Ses images sont donc posées, mises en scène et produites avec un type d’éclairage fréquemment utilisé dans la photographie
de mode, la « vue américaine » (sur-exposition du premier plan, sous exposition de l’arrière-plan).
L’exemple du reportage de guerre, jusqu’ici chasse gardée, avec son fonctionnement très particulier, ses règles spécifiques,
est révélateur des forces qui travaillent la photographie, l’attirant hors de ses limites ou infléchissant sa trajectoire. La mode
n’est toutefois pas le seul facteur de polarisation.
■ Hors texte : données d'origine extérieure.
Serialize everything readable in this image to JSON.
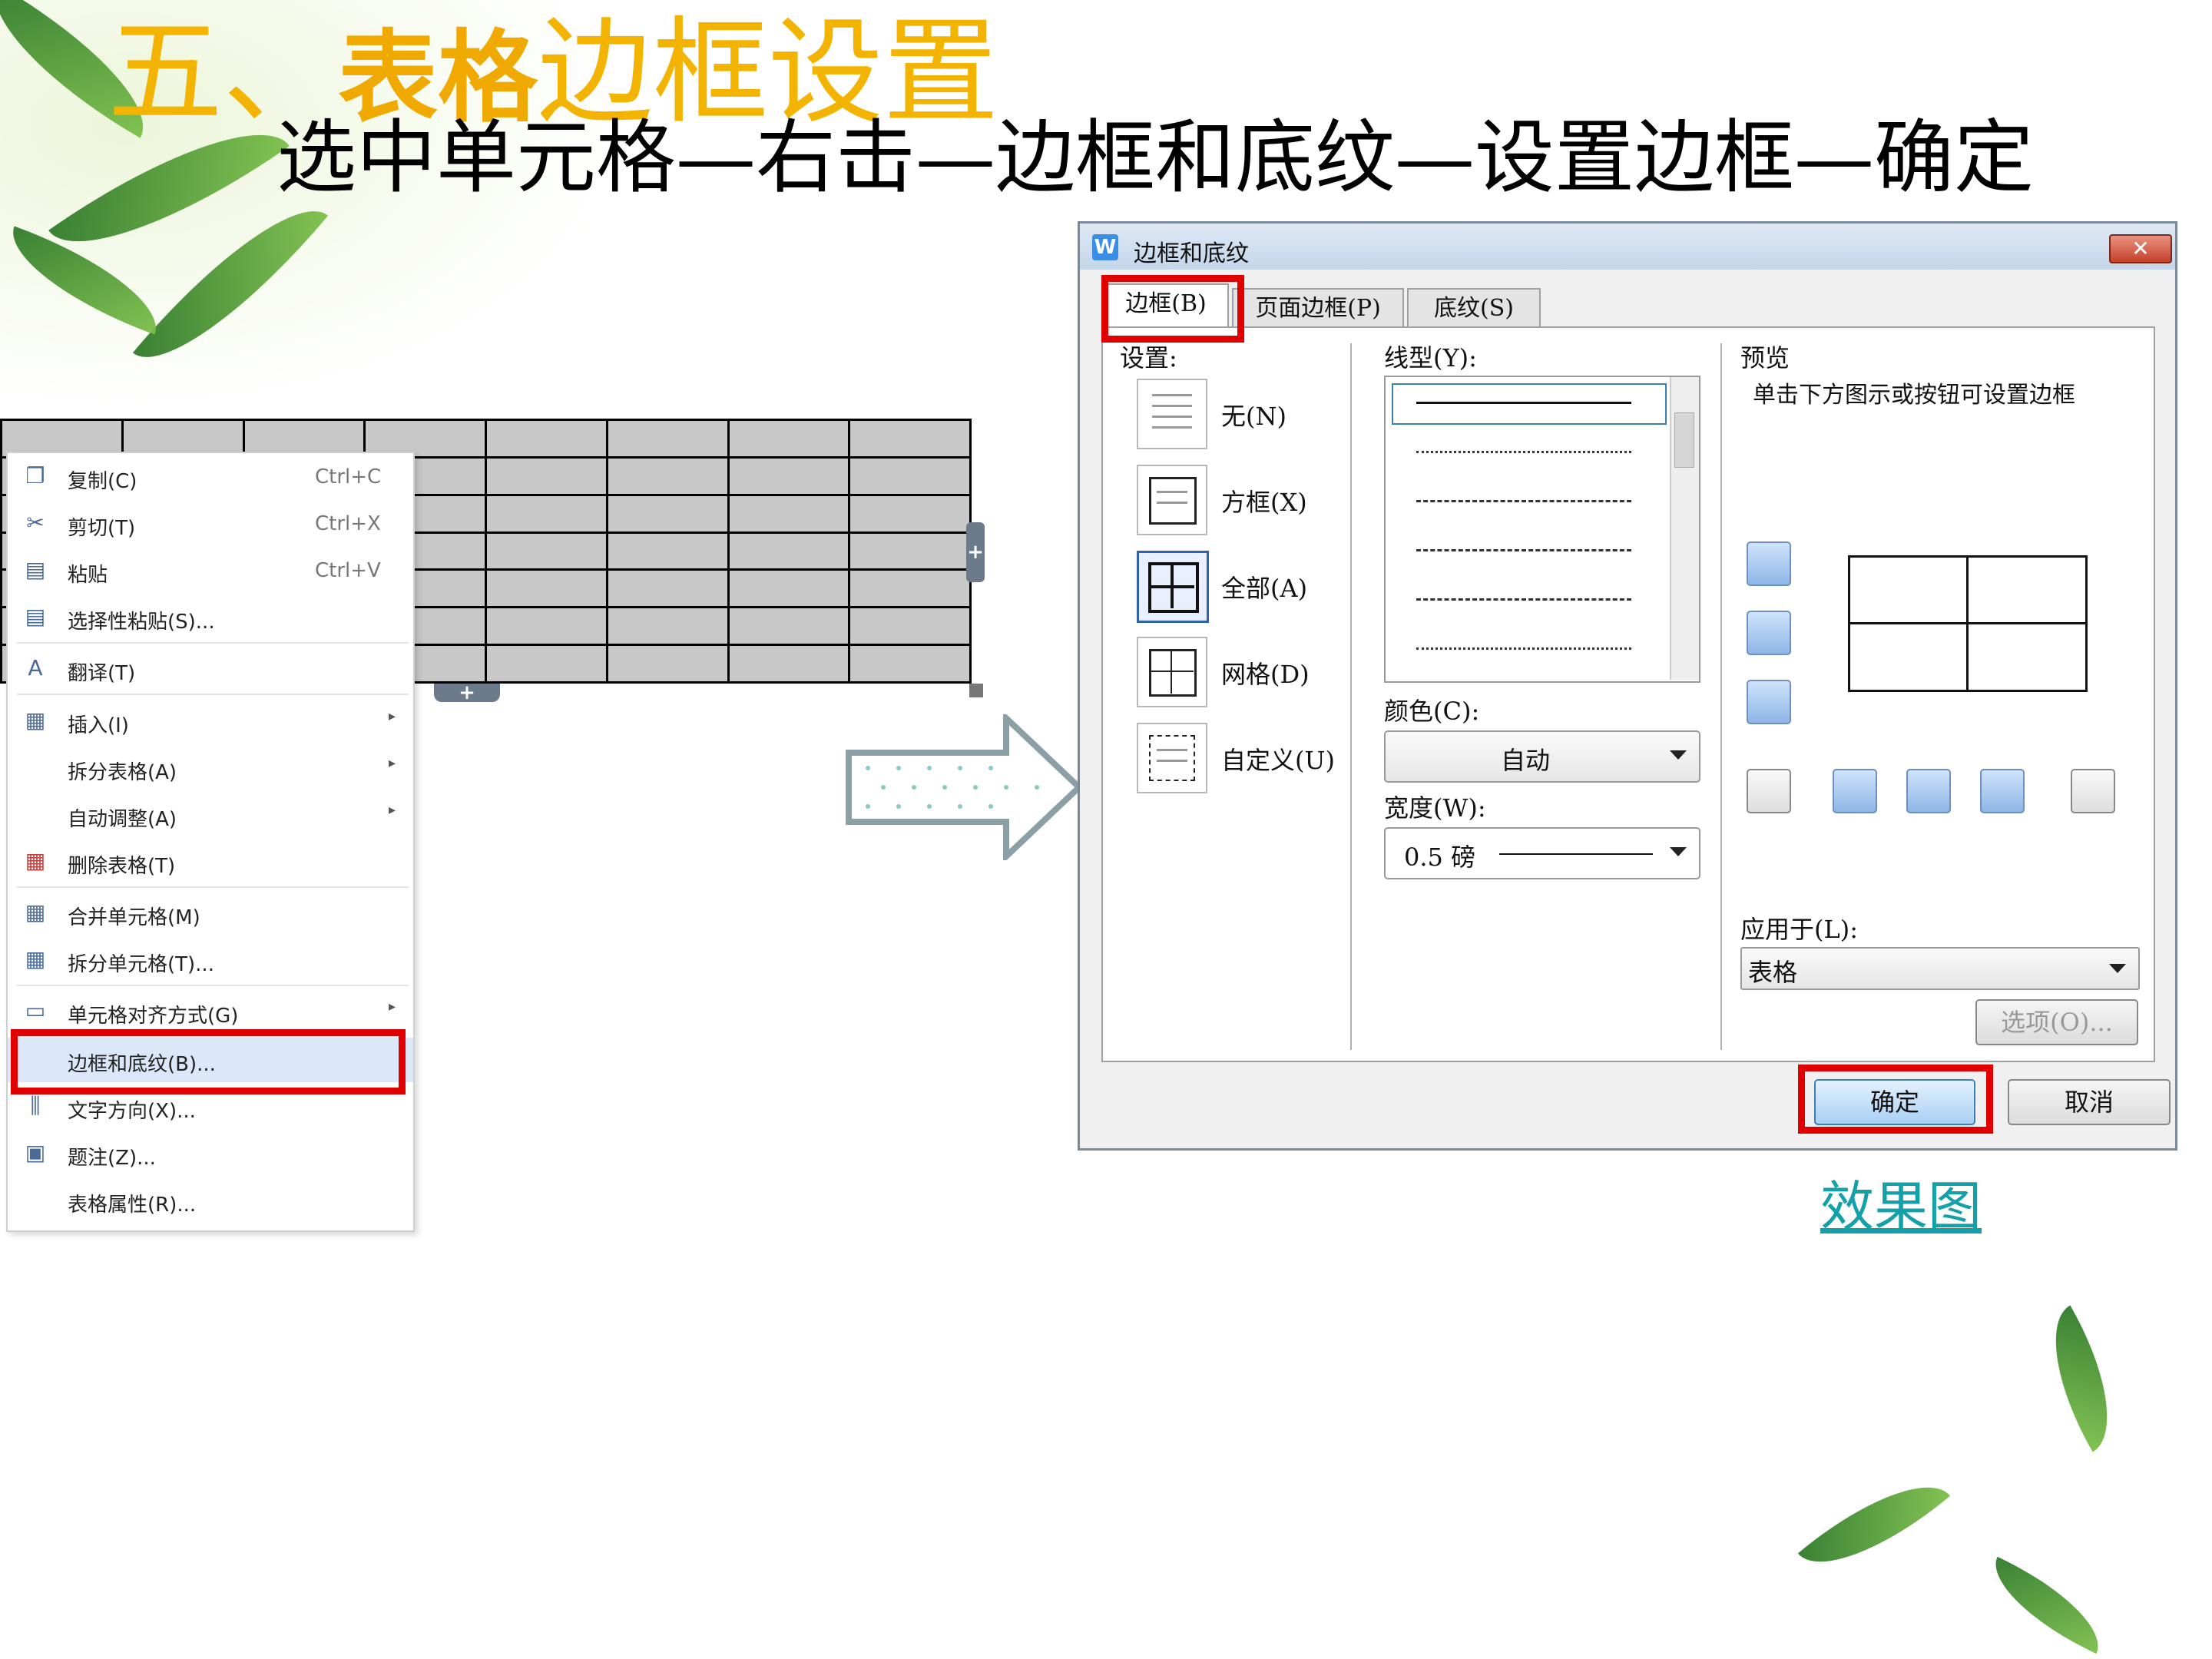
{
  "title": {
    "main_prefix": "五、",
    "main_bold": "表格",
    "main_suffix": "边框设置"
  },
  "subtitle": "选中单元格—右击—边框和底纹—设置边框—确定",
  "context_menu": {
    "items": [
      {
        "label": "复制(C)",
        "shortcut": "Ctrl+C",
        "icon": "copy-icon"
      },
      {
        "label": "剪切(T)",
        "shortcut": "Ctrl+X",
        "icon": "cut-icon"
      },
      {
        "label": "粘贴",
        "shortcut": "Ctrl+V",
        "icon": "paste-icon"
      },
      {
        "label": "选择性粘贴(S)...",
        "shortcut": "",
        "icon": "paste-special-icon"
      },
      {
        "label": "翻译(T)",
        "shortcut": "",
        "icon": "translate-icon"
      },
      {
        "label": "插入(I)",
        "shortcut": "",
        "icon": "insert-table-icon"
      },
      {
        "label": "拆分表格(A)",
        "shortcut": "",
        "icon": ""
      },
      {
        "label": "自动调整(A)",
        "shortcut": "",
        "icon": ""
      },
      {
        "label": "删除表格(T)",
        "shortcut": "",
        "icon": "delete-table-icon"
      },
      {
        "label": "合并单元格(M)",
        "shortcut": "",
        "icon": "merge-cells-icon"
      },
      {
        "label": "拆分单元格(T)...",
        "shortcut": "",
        "icon": "split-cells-icon"
      },
      {
        "label": "单元格对齐方式(G)",
        "shortcut": "",
        "icon": "cell-align-icon"
      },
      {
        "label": "边框和底纹(B)...",
        "shortcut": "",
        "icon": ""
      },
      {
        "label": "文字方向(X)...",
        "shortcut": "",
        "icon": "text-direction-icon"
      },
      {
        "label": "题注(Z)...",
        "shortcut": "",
        "icon": "caption-icon"
      },
      {
        "label": "表格属性(R)...",
        "shortcut": "",
        "icon": ""
      }
    ]
  },
  "dialog": {
    "title": "边框和底纹",
    "tabs": [
      "边框(B)",
      "页面边框(P)",
      "底纹(S)"
    ],
    "settings_label": "设置:",
    "settings": [
      "无(N)",
      "方框(X)",
      "全部(A)",
      "网格(D)",
      "自定义(U)"
    ],
    "line_style_label": "线型(Y):",
    "color_label": "颜色(C):",
    "color_value": "自动",
    "width_label": "宽度(W):",
    "width_value": "0.5  磅",
    "preview_label": "预览",
    "preview_hint": "单击下方图示或按钮可设置边框",
    "apply_label": "应用于(L):",
    "apply_value": "表格",
    "options_button": "选项(O)...",
    "ok_button": "确定",
    "cancel_button": "取消",
    "close_symbol": "✕",
    "logo": "W"
  },
  "effect_link": "效果图",
  "colors": {
    "title": "#f2b400",
    "highlight": "#e10000",
    "link": "#14a0a8"
  }
}
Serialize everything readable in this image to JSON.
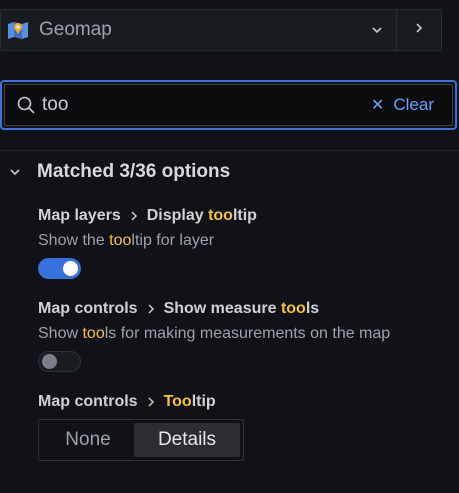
{
  "viz_picker": {
    "name": "Geomap",
    "icon": "map-icon"
  },
  "search": {
    "value": "too",
    "placeholder": "",
    "clear_label": "Clear"
  },
  "matched": {
    "title": "Matched 3/36 options"
  },
  "options": [
    {
      "path_parent": "Map layers",
      "title_pre": "Display ",
      "title_hl": "too",
      "title_post": "ltip",
      "desc_pre": "Show the ",
      "desc_hl": "too",
      "desc_post": "ltip for layer",
      "control": "switch",
      "enabled": true
    },
    {
      "path_parent": "Map controls",
      "title_pre": "Show measure ",
      "title_hl": "too",
      "title_post": "ls",
      "desc_pre": "Show ",
      "desc_hl": "too",
      "desc_post": "ls for making measurements on the map",
      "control": "switch",
      "enabled": false
    },
    {
      "path_parent": "Map controls",
      "title_pre": "",
      "title_hl": "Too",
      "title_post": "ltip",
      "control": "radio",
      "radio_options": [
        "None",
        "Details"
      ],
      "selected": "Details"
    }
  ],
  "colors": {
    "accent": "#3d71d9",
    "highlight": "#f5c04a",
    "link": "#6e9fff",
    "background": "#111217"
  }
}
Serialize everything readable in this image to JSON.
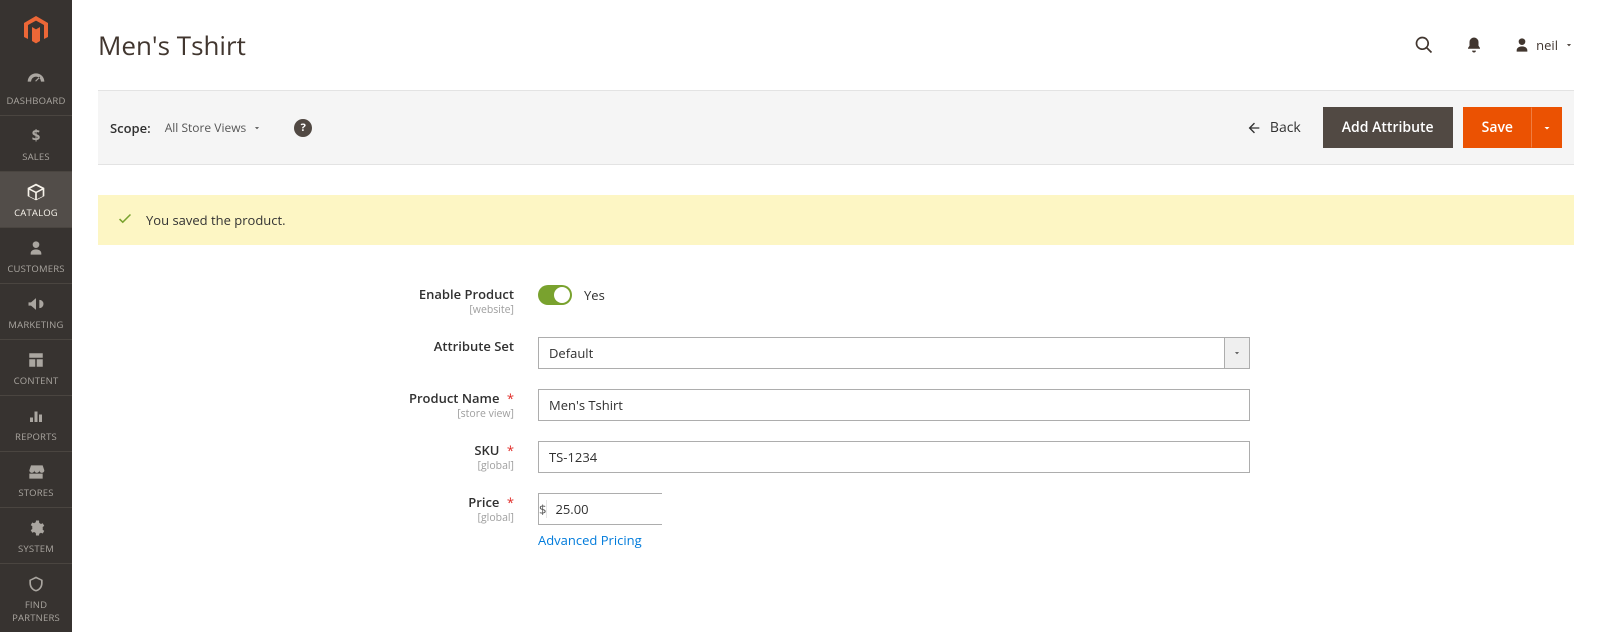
{
  "brand": {
    "color": "#ec6737"
  },
  "sidebar": {
    "active_index": 2,
    "items": [
      {
        "label": "DASHBOARD"
      },
      {
        "label": "SALES"
      },
      {
        "label": "CATALOG"
      },
      {
        "label": "CUSTOMERS"
      },
      {
        "label": "MARKETING"
      },
      {
        "label": "CONTENT"
      },
      {
        "label": "REPORTS"
      },
      {
        "label": "STORES"
      },
      {
        "label": "SYSTEM"
      },
      {
        "label": "FIND PARTNERS"
      }
    ]
  },
  "header": {
    "title": "Men's Tshirt",
    "user": "neil"
  },
  "scope": {
    "label": "Scope:",
    "value": "All Store Views"
  },
  "actions": {
    "back": "Back",
    "add_attribute": "Add Attribute",
    "save": "Save"
  },
  "messages": {
    "success": "You saved the product."
  },
  "form": {
    "enable_product": {
      "label": "Enable Product",
      "hint": "[website]",
      "value_text": "Yes"
    },
    "attribute_set": {
      "label": "Attribute Set",
      "value": "Default"
    },
    "product_name": {
      "label": "Product Name",
      "hint": "[store view]",
      "value": "Men's Tshirt"
    },
    "sku": {
      "label": "SKU",
      "hint": "[global]",
      "value": "TS-1234"
    },
    "price": {
      "label": "Price",
      "hint": "[global]",
      "currency": "$",
      "value": "25.00",
      "advanced_link": "Advanced Pricing"
    }
  }
}
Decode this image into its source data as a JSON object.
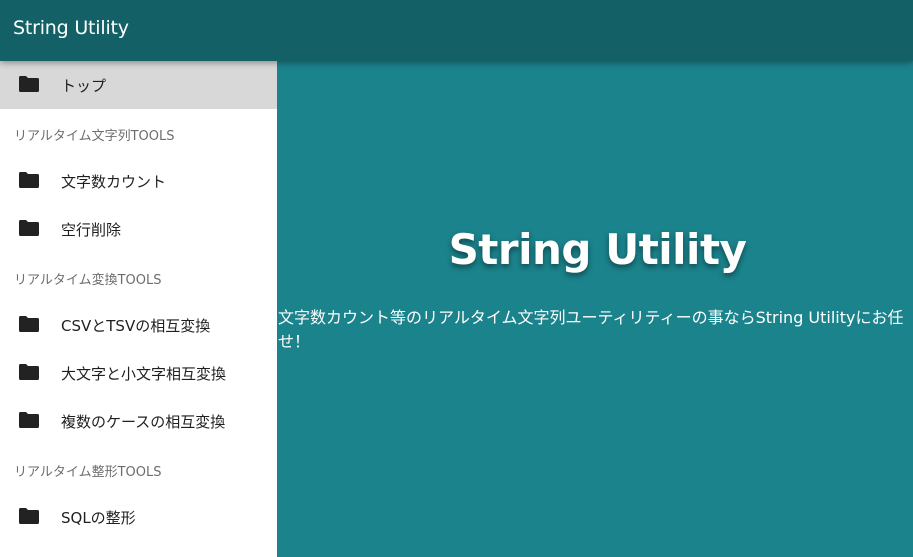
{
  "app": {
    "title": "String Utility"
  },
  "drawer": {
    "top_item": {
      "label": "トップ",
      "icon": "folder-icon"
    },
    "sections": [
      {
        "header": "リアルタイム文字列TOOLS",
        "items": [
          {
            "label": "文字数カウント",
            "icon": "folder-icon"
          },
          {
            "label": "空行削除",
            "icon": "folder-icon"
          }
        ]
      },
      {
        "header": "リアルタイム変換TOOLS",
        "items": [
          {
            "label": "CSVとTSVの相互変換",
            "icon": "folder-icon"
          },
          {
            "label": "大文字と小文字相互変換",
            "icon": "folder-icon"
          },
          {
            "label": "複数のケースの相互変換",
            "icon": "folder-icon"
          }
        ]
      },
      {
        "header": "リアルタイム整形TOOLS",
        "items": [
          {
            "label": "SQLの整形",
            "icon": "folder-icon"
          }
        ]
      }
    ]
  },
  "main": {
    "hero_title": "String Utility",
    "hero_text": "文字数カウント等のリアルタイム文字列ユーティリティーの事ならString Utilityにお任せ！"
  },
  "colors": {
    "appbar": "#136166",
    "main_background": "#1b838c",
    "drawer_background": "#ffffff",
    "active_item_background": "#d8d8d8"
  }
}
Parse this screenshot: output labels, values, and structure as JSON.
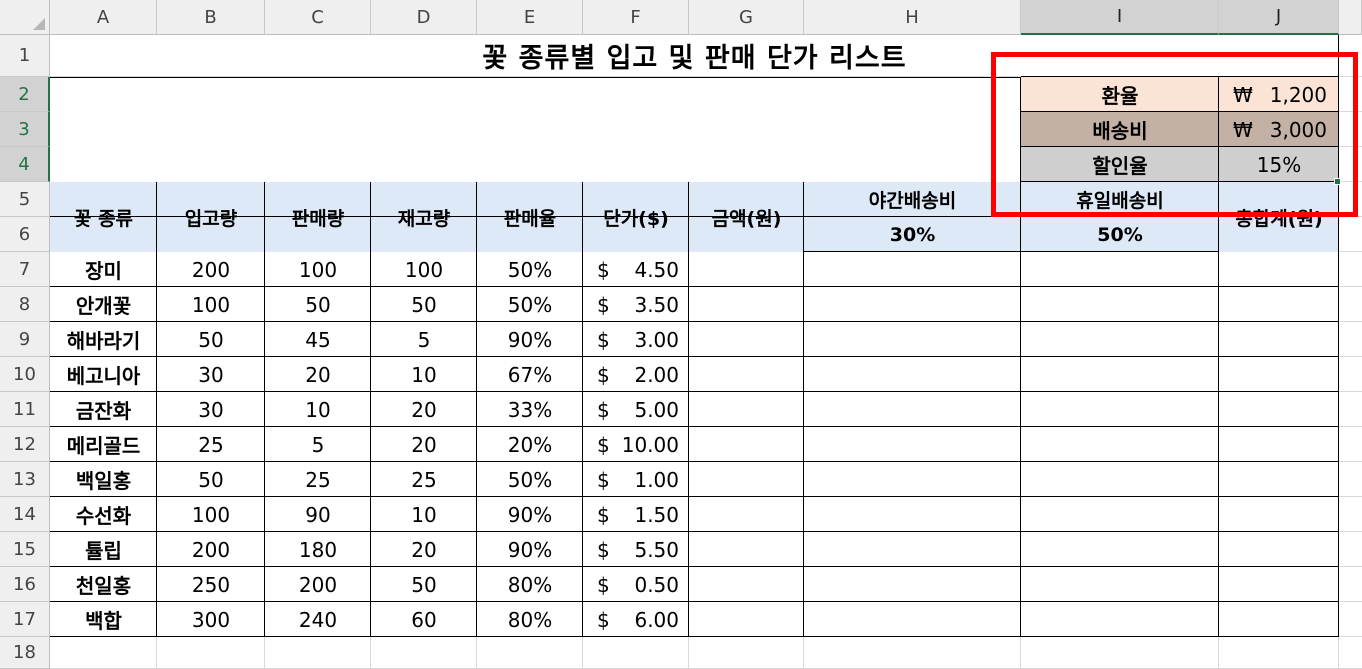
{
  "sheet": {
    "columns": [
      "A",
      "B",
      "C",
      "D",
      "E",
      "F",
      "G",
      "H",
      "I",
      "J"
    ],
    "rows": [
      "1",
      "2",
      "3",
      "4",
      "5",
      "6",
      "7",
      "8",
      "9",
      "10",
      "11",
      "12",
      "13",
      "14",
      "15",
      "16",
      "17",
      "18"
    ],
    "title": "꽃 종류별 입고 및 판매 단가 리스트"
  },
  "rates": {
    "exchange_label": "환율",
    "exchange_symbol": "₩",
    "exchange_value": "1,200",
    "shipping_label": "배송비",
    "shipping_symbol": "₩",
    "shipping_value": "3,000",
    "discount_label": "할인율",
    "discount_value": "15%"
  },
  "header": {
    "kind": "꽃 종류",
    "in": "입고량",
    "sold": "판매량",
    "stock": "재고량",
    "rate": "판매율",
    "price": "단가($)",
    "amount": "금액(원)",
    "night": "야간배송비",
    "night_pct": "30%",
    "holiday": "휴일배송비",
    "holiday_pct": "50%",
    "total": "총합계(원)"
  },
  "items": [
    {
      "name": "장미",
      "in": "200",
      "sold": "100",
      "stock": "100",
      "rate": "50%",
      "cur": "$",
      "price": "4.50"
    },
    {
      "name": "안개꽃",
      "in": "100",
      "sold": "50",
      "stock": "50",
      "rate": "50%",
      "cur": "$",
      "price": "3.50"
    },
    {
      "name": "해바라기",
      "in": "50",
      "sold": "45",
      "stock": "5",
      "rate": "90%",
      "cur": "$",
      "price": "3.00"
    },
    {
      "name": "베고니아",
      "in": "30",
      "sold": "20",
      "stock": "10",
      "rate": "67%",
      "cur": "$",
      "price": "2.00"
    },
    {
      "name": "금잔화",
      "in": "30",
      "sold": "10",
      "stock": "20",
      "rate": "33%",
      "cur": "$",
      "price": "5.00"
    },
    {
      "name": "메리골드",
      "in": "25",
      "sold": "5",
      "stock": "20",
      "rate": "20%",
      "cur": "$",
      "price": "10.00"
    },
    {
      "name": "백일홍",
      "in": "50",
      "sold": "25",
      "stock": "25",
      "rate": "50%",
      "cur": "$",
      "price": "1.00"
    },
    {
      "name": "수선화",
      "in": "100",
      "sold": "90",
      "stock": "10",
      "rate": "90%",
      "cur": "$",
      "price": "1.50"
    },
    {
      "name": "튤립",
      "in": "200",
      "sold": "180",
      "stock": "20",
      "rate": "90%",
      "cur": "$",
      "price": "5.50"
    },
    {
      "name": "천일홍",
      "in": "250",
      "sold": "200",
      "stock": "50",
      "rate": "80%",
      "cur": "$",
      "price": "0.50"
    },
    {
      "name": "백합",
      "in": "300",
      "sold": "240",
      "stock": "60",
      "rate": "80%",
      "cur": "$",
      "price": "6.00"
    }
  ],
  "colors": {
    "header_fill": "#dde9f6",
    "exchange_fill": "#fbe3d6",
    "shipping_fill": "#c4b1a5",
    "discount_fill": "#cfcfcf",
    "highlight_border": "#ff0000",
    "selection": "#217346"
  }
}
L’art, par la prégnance de ses modèles, joue même dans ce domaine un rôle
depuis plus longtemps. Le photographe Sebastiao Salgado a été montré du doigt à plusieurs reprises ces dernières années
pour avoir fabriqué des icônes, au sens actuel d’images inspirées de l’iconographie chrétienne. Le photo-journaliste de guerre
James Nachtwey semble s’engager dans une voie parallèle. Se détournant de la tradition de reportage dont il est issu, il
sélectionne soigneusement des photographies qui se distinguent de la masse des autres documents par leur perfection
graphique et qui de ce fait peuvent aussi être qualifiées d’icônes. Le spectateur ne pourra qu’en conclure qu’il est en présence
d’une démarche dépassant le simple reportage et aspirant au statut d’œuvre d’art.
Pour ces nombreuses expressions photographiques, les références sont accessibles et très largement disponibles. Les allers et
retours sont constants et la balle rebondit d'un champ à l'autre, relançant l'icône dans ce qu'elle a de plus prometteur: lorsque
le signe qu'elle symbolise associe naturellement le signifiant au signifié. Il est dès lors possible de dégager un autre constat:
les jeux de rôles que permettent les usages multiples de l'image photographique montrent les limites des classifications
traditionnelles. Celles-ci ne résistent plus à l'analyse des enjeux et le brouillage des pistes visuelles montre que seule
l'intention donne, in fine, le sens. Le stock d'icônes est activé et chacune d'elle peut, conformément aux objectifs du créateur,
être réinjectée de contenu et ouvrir ainsi sur de nouvelles lectures.
Jean-Christophe Blaser est conservateur au Musée de l’Elysée.
Chantal Prod'Hom est directrice du mu.dac de Lausanne.